The next monster on the agenda was War and Peace which is included in this list of 10 greatest books ever written. (It is also the next great book that Dawkins wanted to read some months ago.) But when I looked it up, it turned out to be not just a monster but  the mother of monsters at over 1400 pages. I had heard a documentary about Nabokov in which he said that War and Peace is a great novel but a bit too long. At the time, I did not appreciate the import of the word 'bit'. Apart from being 'a bit too long', it will also not fit into my book stand.

So the next monster on the agenda is Anna Karenina which is also included in that list of great books. I don't know when I will finally read it. I decided to mention it here so that this will put pressure on me to finally read it. But first I have to get through Middlemarch by Gorge Elliot which I have already received. I didn't expect it to be so thick. (Apparently, it contains what might be the most celebrated use of an em-dash in the history of fiction.)

In that link about great books, one of the books mentioned is The Great Gatsby which I have read. I don't know why it is included in that list. I was not so impressed. I must have missed something because it is often included in lists of this nature. Here is another blogger who seems to have read a lot more fiction than me) who is not impressed with the book.

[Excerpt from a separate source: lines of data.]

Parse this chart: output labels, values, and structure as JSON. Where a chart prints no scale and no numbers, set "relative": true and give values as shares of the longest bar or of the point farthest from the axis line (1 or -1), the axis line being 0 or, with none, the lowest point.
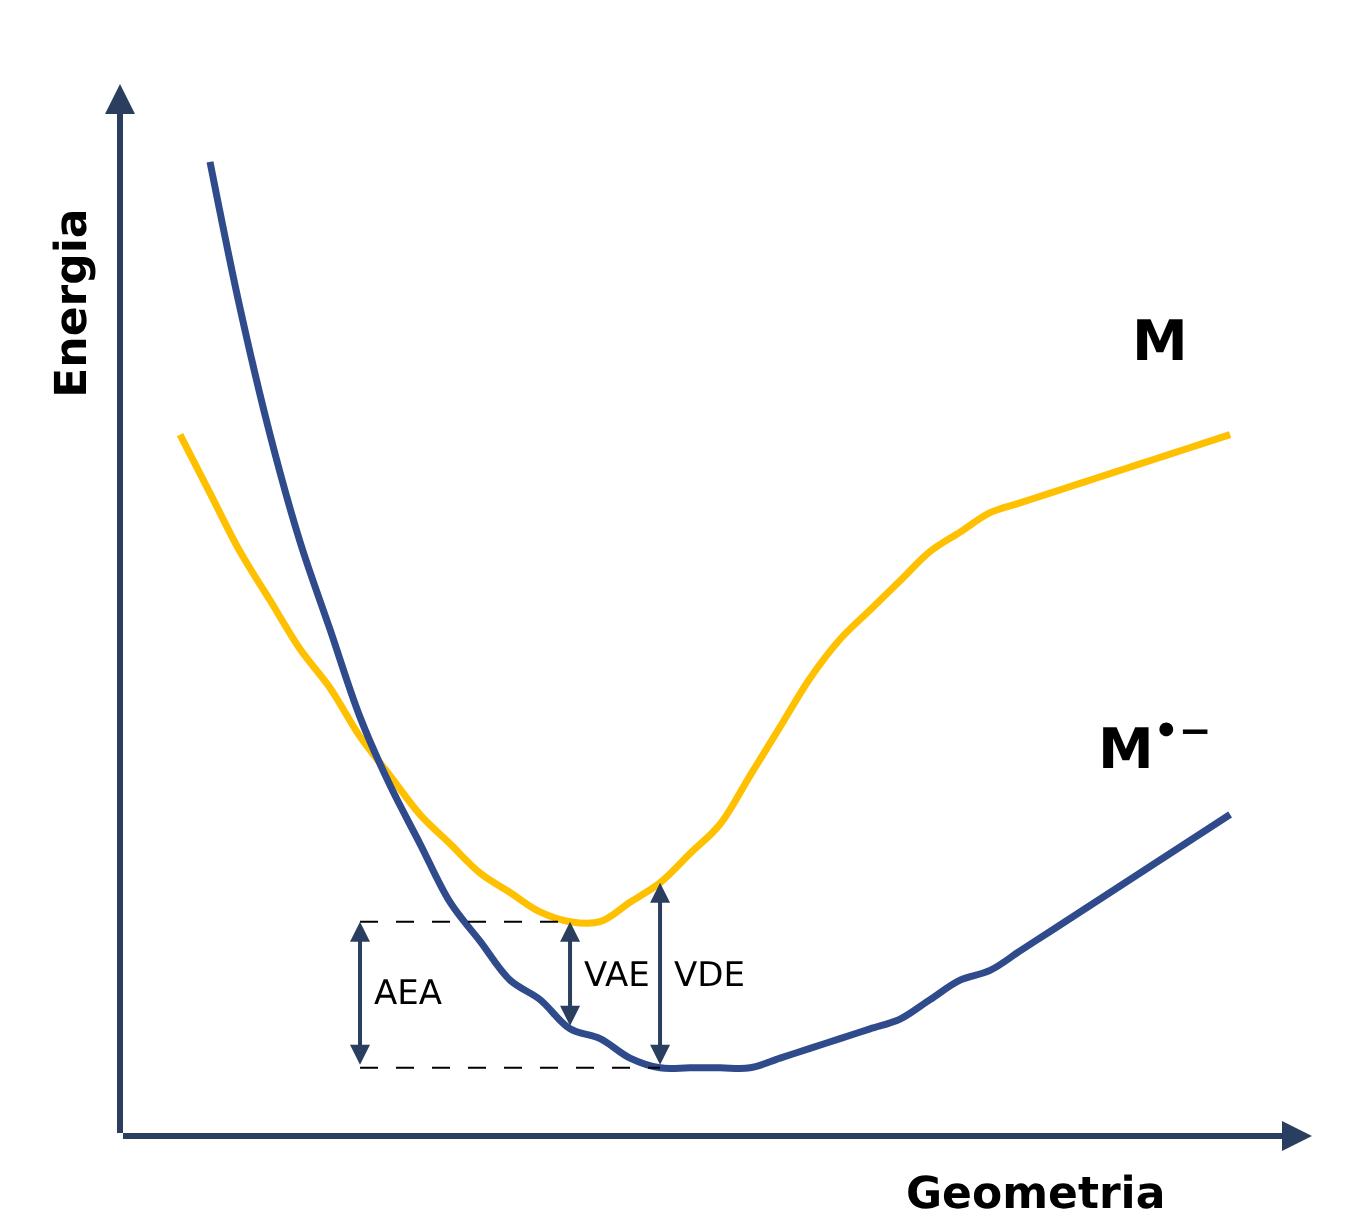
{
  "chart_data": {
    "type": "line",
    "relative": true,
    "xlabel": "Geometria",
    "ylabel": "Energia",
    "categories": [
      null,
      null,
      null,
      null,
      null,
      null,
      null,
      null,
      null,
      null,
      null,
      null,
      null,
      null,
      null,
      null,
      null,
      null,
      null,
      null,
      null,
      null,
      null,
      null,
      null,
      null,
      null,
      null,
      null,
      null,
      null,
      null,
      null,
      null,
      null,
      null
    ],
    "series": [
      {
        "name": "M",
        "color": "#ffc000",
        "values": [
          0.72,
          0.66,
          0.6,
          0.55,
          0.5,
          0.46,
          0.41,
          0.37,
          0.33,
          0.3,
          0.27,
          0.25,
          0.23,
          0.22,
          0.22,
          0.24,
          0.26,
          0.29,
          0.32,
          0.37,
          0.42,
          0.47,
          0.51,
          0.54,
          0.57,
          0.6,
          0.62,
          0.64,
          0.65,
          0.66,
          0.67,
          0.68,
          0.69,
          0.7,
          0.71,
          0.72
        ]
      },
      {
        "name": "M$^{•−}$",
        "color": "#2f4b8c",
        "values": [
          null,
          1.0,
          0.85,
          0.72,
          0.61,
          0.52,
          0.43,
          0.36,
          0.3,
          0.24,
          0.2,
          0.16,
          0.14,
          0.11,
          0.1,
          0.08,
          0.07,
          0.07,
          0.07,
          0.07,
          0.08,
          0.09,
          0.1,
          0.11,
          0.12,
          0.14,
          0.16,
          0.17,
          0.19,
          0.21,
          0.23,
          0.25,
          0.27,
          0.29,
          0.31,
          0.33
        ]
      }
    ],
    "annotations": [
      "AEA",
      "VAE",
      "VDE"
    ],
    "legend": false
  }
}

I had written that my eyeballs regained movement after my stroke following some exercises. But this movement has not been perfect. If one eyeball is at the centre of the eye, the other is a bit off-centre. So the images formed by the two eyes don't coincide. Probably because of this, I see images of objects close to the book on the book. These images appear like holograms and are a cause of distraction. The strange thing is that these holograms appear only when I wear glasses.If I keep the book close to my eyes and read without glasses, I don't see the holograms.

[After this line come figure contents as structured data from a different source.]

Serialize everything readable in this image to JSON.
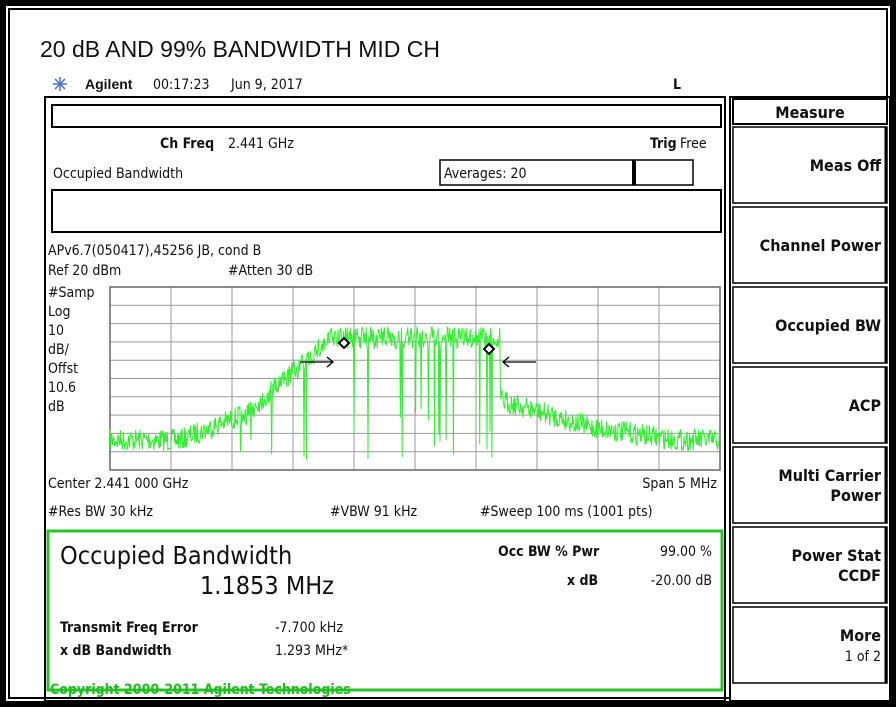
{
  "header": {
    "title": "20 dB AND 99% BANDWIDTH MID CH"
  },
  "status": {
    "brand": "Agilent",
    "time": "00:17:23",
    "date": "Jun 9, 2017",
    "flag": "L"
  },
  "softkeys": {
    "title": "Measure",
    "items": [
      {
        "lines": [
          "Meas Off"
        ]
      },
      {
        "lines": [
          "Channel Power"
        ]
      },
      {
        "lines": [
          "Occupied BW"
        ]
      },
      {
        "lines": [
          "ACP"
        ]
      },
      {
        "lines": [
          "Multi Carrier",
          "Power"
        ]
      },
      {
        "lines": [
          "Power Stat",
          "CCDF"
        ]
      },
      {
        "lines": [
          "More",
          "1 of 2"
        ]
      }
    ]
  },
  "screen": {
    "ch_freq_label": "Ch Freq",
    "ch_freq_value": "2.441 GHz",
    "trig_label": "Trig",
    "trig_value": "Free",
    "measurement": "Occupied Bandwidth",
    "averages": "Averages: 20",
    "info": "APv6.7(050417),45256 JB, cond B",
    "ref": "Ref 20 dBm",
    "atten": "#Atten 30 dB",
    "scale": [
      "#Samp",
      "Log",
      "10",
      "dB/",
      "Offst",
      "10.6",
      "dB"
    ],
    "center": "Center 2.441 000 GHz",
    "span": "Span 5 MHz",
    "res_bw": "#Res BW 30 kHz",
    "vbw": "#VBW 91 kHz",
    "sweep": "#Sweep 100 ms (1001 pts)"
  },
  "results": {
    "title": "Occupied Bandwidth",
    "value": "1.1853 MHz",
    "occ_bw_label": "Occ BW % Pwr",
    "occ_bw_value": "99.00 %",
    "xdb_label": "x dB",
    "xdb_value": "-20.00 dB",
    "tfe_label": "Transmit Freq Error",
    "tfe_value": "-7.700 kHz",
    "xdbbw_label": "x dB Bandwidth",
    "xdbbw_value": "1.293 MHz*"
  },
  "footer": {
    "copyright": "Copyright 2000-2011 Agilent Technologies"
  }
}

Books like The Brothers Karamazov, The Trial and One hundred Years of solitude have interminable paragraphs often 3-4 pages in length. At the best of times, such paragraphs are difficult to read. In my case, this difficulty is amplified by the holograms. I keep missing the lines and take longer to pick the correct line when I turn away from the book and turn back.  The ease of reading a book will also depend on its binding, page colour and font size. I will  know these things only after the book is kept on the stand. I often skim through long paragraphs when I feel that nothing is happening if the readability of the book is not good due to these factors.

From this interview with Christopher Hitchens about his cancer, I came across the Latin word acedia which means  boredom. (I am a big fan of Hitchens not only because of his forthright views on religion but also because of the way he faced death. As Malcolm said in  Macbeth,  nothing in his life became him like the leaving it. If  I can summon half the courage when it is time for me to shuffle off this mortal coil,I would have done well.) Reading great literature is a good way to stave off accedia.

I remember reading that some people know more and more about less and less while some others know less and less about more and more. I belong to the latter category as I cannot dwell forever on a particular topic. So I don't know how long my interest in reading great literature will last before something else catches my attention.